La plupart des critiques publiées sont dans ce genre. On tombe à a chaque fois dans la caricature ("ils sont des nazis ils veulent nous éliminer") et l'ignorance des bases de la recherche scientifique. La plupart des critiques s'adressent surtout à leur propre camp pour montrer qu'ils se défendent et ne se laissent pas critiquer ainsi. D'ailleurs la plupart des débats organisés invitent systématiquement des économistes des deux camps, comme si le débat était équilibré. Alors que l'immense majorité des économistes académiques sont adeptes de la méthode scientifique décrite par Cahuc. Exactement le même cas de figure que pour les débats sur le climat : on invite à chaque fois 1 pour et 1 contre, pour donner l'illusion au public d'un débat égal et non tranché.

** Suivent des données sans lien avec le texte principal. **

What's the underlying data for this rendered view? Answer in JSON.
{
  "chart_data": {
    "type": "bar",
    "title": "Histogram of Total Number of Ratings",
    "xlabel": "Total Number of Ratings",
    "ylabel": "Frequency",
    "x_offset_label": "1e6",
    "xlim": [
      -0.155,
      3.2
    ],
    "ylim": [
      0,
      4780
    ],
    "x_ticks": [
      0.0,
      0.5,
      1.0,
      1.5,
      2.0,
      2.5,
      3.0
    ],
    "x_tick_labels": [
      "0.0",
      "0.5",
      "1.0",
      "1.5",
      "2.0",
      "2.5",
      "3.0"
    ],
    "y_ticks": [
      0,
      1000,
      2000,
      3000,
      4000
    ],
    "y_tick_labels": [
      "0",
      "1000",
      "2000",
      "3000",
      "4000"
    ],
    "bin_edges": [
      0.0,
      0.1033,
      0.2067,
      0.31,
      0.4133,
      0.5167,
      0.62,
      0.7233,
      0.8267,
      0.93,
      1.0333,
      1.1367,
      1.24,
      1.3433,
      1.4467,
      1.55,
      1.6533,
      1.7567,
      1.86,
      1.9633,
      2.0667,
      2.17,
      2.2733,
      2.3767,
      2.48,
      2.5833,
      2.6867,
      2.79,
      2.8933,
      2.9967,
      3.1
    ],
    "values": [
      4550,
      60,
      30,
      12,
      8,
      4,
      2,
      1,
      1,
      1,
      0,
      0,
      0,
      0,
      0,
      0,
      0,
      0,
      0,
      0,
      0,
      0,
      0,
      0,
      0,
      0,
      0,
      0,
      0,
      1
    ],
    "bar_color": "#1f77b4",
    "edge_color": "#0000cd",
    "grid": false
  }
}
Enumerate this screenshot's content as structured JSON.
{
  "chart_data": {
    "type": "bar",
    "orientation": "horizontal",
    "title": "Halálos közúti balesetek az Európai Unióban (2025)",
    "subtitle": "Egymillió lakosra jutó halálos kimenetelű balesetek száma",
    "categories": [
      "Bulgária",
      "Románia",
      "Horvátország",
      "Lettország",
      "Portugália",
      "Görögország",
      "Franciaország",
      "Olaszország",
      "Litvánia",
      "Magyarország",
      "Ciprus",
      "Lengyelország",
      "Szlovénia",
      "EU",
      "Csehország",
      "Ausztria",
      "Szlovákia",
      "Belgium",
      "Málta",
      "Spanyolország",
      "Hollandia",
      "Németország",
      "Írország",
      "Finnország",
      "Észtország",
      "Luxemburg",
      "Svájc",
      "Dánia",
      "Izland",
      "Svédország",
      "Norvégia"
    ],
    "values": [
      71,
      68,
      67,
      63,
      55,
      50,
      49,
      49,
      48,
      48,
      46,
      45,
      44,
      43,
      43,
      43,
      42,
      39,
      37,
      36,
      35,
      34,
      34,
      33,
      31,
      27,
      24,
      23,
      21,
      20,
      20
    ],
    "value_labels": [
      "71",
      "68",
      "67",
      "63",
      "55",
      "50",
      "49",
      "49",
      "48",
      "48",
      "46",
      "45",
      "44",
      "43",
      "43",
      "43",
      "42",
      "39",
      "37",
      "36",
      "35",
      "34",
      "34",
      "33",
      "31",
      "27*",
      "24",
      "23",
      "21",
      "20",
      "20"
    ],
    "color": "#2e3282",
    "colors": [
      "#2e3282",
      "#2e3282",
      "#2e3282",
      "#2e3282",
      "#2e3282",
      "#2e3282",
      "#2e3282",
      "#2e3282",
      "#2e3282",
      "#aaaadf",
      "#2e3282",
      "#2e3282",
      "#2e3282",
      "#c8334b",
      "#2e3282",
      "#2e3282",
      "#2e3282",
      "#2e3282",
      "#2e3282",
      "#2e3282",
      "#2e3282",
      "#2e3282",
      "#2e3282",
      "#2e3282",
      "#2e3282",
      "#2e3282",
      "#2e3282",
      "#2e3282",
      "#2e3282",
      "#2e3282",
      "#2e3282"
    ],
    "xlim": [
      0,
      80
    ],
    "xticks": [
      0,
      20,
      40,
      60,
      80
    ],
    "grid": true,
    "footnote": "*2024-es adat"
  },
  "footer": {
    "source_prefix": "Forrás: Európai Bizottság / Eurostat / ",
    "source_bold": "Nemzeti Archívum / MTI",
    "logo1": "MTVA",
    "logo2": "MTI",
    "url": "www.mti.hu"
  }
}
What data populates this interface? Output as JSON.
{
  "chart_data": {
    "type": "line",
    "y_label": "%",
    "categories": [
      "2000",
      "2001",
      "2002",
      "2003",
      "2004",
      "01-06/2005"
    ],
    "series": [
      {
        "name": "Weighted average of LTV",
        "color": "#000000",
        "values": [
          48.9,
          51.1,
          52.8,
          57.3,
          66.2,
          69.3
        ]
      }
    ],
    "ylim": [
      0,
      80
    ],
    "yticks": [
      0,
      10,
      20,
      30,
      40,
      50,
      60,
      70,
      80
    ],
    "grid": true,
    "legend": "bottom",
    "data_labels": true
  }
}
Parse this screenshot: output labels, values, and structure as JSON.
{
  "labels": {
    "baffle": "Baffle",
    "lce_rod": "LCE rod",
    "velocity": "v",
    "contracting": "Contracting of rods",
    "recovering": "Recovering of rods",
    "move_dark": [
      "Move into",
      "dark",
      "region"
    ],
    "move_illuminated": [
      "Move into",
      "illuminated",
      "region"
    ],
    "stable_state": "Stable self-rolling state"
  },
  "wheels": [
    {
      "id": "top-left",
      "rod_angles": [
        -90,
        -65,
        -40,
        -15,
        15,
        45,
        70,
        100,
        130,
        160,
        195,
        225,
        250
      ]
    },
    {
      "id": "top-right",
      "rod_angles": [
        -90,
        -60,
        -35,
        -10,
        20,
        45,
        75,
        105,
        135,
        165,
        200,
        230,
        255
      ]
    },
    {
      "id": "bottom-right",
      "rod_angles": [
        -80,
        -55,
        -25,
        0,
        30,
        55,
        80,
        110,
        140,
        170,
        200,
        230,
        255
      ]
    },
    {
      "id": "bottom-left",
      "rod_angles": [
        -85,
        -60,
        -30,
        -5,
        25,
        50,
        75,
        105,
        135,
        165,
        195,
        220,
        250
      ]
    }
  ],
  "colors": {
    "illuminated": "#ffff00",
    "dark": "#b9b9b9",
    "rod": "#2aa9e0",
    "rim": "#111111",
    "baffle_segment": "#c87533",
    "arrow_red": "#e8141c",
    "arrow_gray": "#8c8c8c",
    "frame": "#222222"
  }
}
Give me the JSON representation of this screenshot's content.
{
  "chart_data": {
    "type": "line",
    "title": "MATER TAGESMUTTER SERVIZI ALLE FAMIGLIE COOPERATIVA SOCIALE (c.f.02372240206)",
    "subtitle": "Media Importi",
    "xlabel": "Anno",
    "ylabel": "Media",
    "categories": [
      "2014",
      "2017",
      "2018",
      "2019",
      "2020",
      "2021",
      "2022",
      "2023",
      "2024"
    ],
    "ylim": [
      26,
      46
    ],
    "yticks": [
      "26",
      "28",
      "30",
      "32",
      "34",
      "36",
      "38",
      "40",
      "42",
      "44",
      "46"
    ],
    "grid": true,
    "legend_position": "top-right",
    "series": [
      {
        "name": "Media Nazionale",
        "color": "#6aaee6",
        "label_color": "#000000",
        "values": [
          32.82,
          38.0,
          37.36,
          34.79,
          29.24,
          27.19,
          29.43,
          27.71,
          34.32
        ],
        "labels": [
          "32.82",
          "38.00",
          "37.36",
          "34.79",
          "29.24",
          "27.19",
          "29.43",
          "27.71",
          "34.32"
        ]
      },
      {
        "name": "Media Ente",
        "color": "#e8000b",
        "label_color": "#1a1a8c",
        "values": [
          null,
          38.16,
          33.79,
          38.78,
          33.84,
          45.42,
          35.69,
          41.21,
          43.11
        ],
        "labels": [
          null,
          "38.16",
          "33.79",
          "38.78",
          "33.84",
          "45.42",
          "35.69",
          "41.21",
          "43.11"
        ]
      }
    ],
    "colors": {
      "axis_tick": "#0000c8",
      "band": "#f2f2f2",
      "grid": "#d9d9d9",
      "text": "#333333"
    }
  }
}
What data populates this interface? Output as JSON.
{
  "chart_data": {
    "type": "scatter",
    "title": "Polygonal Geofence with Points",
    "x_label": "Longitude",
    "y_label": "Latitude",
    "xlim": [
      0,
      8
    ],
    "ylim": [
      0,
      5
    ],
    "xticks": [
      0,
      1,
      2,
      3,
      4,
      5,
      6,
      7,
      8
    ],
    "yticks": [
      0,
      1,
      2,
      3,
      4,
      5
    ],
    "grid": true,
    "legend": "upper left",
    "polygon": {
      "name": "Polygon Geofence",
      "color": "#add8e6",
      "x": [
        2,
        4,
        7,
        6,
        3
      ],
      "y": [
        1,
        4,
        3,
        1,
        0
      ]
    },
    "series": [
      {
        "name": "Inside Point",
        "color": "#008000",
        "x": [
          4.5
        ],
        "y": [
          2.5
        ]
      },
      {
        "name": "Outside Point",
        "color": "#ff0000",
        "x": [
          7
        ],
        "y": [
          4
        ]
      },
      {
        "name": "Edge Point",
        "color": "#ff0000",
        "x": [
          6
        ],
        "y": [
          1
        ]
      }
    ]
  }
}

Une source de confusion probable est l'assimilation faite entre les économistes académiques, c'est à dire des chercheurs et les économistes professionnels (banques, institutions…) qui eux sont très présents dans les médias et tiennent un discours "libéral" sans pour autant faire de cherche. Ce qui les conduit à avoir souvent une vision caricaturale et biaisée de l'économie et à transmettre cette idée courante chez le public d'économistes tous ultra-libéraux ou tous en faveur de la déréglementation. Par exemple l'autre jour sur On est pas couché l'invité est présenté comme "économiste" alors que c'est un simple essayiste. On présente d'ailleurs souvent des gens comme Minc ou Attali comme économistes ce qui entretient cette confusion. Ainsi Minc ne mérite nullement le titre d'économiste. A l'inverse quelqu'un comme Piketty qui est un économiste de gauche dénonce les inégalités et suit la démarche scientifique (publication et vérification des faits). Donc il existe une vraie diversité de pensée dans l'économie mainstream. On retrouve cette diversité au sein même des prix Nobel attribués, le dernier exemple récent étant la double nomination de Shiller et Fama qui ont des visions opposées sur l'efficacité des marchés financiers.
Dommage que le débat public tombe souvent dans la caricature et l'opposition, par ignorance de la plupart des journalistes de l'état actuel de la science économique…
La critique de Xavier Ragot est déjà largement plus intéressante et argumentée.